Everyone knows the hardest part about having a baby, including labor, is picking a name for your little one. There are so many beautiful names out to choose from, but we are here to help you find the name that will have everyone asking each other, “Hmm…Why did she choose that?” Here are seven baby names that are guaranteed to have people react with a big ol’ “Hmmmmm…..K.”
Therese
This name is the opposite of timeless and your book club friends won’t let you forget it! When you finally shared your baby name with them, they made comments behind your back like, “That sounds like an ugly flapper’s name!” And they’re right, it does!
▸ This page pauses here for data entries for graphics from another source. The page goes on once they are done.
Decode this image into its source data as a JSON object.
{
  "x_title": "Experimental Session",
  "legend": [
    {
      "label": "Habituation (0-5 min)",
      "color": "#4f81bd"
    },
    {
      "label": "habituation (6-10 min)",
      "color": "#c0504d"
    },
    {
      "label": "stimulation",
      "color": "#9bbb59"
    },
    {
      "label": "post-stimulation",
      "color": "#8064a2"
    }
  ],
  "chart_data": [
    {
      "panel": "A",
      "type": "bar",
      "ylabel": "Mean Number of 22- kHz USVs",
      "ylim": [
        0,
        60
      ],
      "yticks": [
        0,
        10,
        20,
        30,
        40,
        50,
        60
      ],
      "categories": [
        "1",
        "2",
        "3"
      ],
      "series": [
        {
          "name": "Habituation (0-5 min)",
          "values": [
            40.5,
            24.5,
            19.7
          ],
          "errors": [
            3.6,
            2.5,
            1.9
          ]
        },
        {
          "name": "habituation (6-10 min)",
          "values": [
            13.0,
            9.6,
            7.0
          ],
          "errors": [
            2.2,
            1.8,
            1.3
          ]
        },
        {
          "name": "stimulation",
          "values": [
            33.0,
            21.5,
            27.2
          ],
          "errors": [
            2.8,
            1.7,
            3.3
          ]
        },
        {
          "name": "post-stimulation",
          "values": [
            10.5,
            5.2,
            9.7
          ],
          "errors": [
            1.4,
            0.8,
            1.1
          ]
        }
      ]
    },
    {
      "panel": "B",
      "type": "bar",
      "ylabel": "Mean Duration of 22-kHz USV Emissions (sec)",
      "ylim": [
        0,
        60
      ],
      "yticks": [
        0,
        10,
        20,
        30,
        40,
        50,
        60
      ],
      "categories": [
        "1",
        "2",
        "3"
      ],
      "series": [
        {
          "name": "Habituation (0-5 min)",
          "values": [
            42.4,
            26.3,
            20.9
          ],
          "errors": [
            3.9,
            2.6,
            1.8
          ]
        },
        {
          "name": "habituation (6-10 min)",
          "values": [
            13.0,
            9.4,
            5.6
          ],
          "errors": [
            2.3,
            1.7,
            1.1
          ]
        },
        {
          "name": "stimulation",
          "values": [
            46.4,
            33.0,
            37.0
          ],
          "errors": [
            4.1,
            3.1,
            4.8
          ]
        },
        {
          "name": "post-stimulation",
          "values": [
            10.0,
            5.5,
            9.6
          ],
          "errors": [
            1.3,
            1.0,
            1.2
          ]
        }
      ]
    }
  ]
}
You might as well put a sign on Therese that reads, ‘BULLY ME’ since every person who hears her name will say, “Wowww…K!”
Shell
We love that your husband proposed to you on a beach, but this by no means gives you permission to name your sweet baby Shell. What if Shell wants to have any job ever? When Shell introduces itself at an interview, Shell will be met with a whopping, “Da fuck is that name?! Hm…must be bad parents!” And you are bad parents! Why the fuck did you do that??
Paris
This should be a city, not a person! What if Paris goes to Paris? What will the Parisians say?? Probably something like, “COMMENT? PARIS? NON NON NON NON NON ZUT ALORS!’ And your baby will be exiled!
Doutzen
This is the name of a Victoria’s Secret model but that doesn’t excuse it from being unacceptable. So if you’re not 100% sure you’re going to have a baby that looks good in a bikini, DO NOT NAME HER DOUTZEN! People will meet your ugly-ass Doutzen and say, “…K!”
Ricola/Ricotta
One is a cough drop brand and one is cheese, but your child won’t live to experience these things if you name her this because she deserves to be ruined. And as she breathes her last breath, we’ll say to her, “Ricola/Ricotta,…..K.”
Garpy
This is a baby name we came up with, but if you do name her this, she’ll literally kill herself and at her funeral the priest will say, “Garpy??? Hmm….K!”
With all the baby names out there, it’s hard to find the right ones that will make people say, “Wow!” or “Cool!” But at the very least, avoid these fucking ridiculous baby names so that nobody will utter the words “Hmm…” or “….K” when you introduce your child at baby violin camp this summer.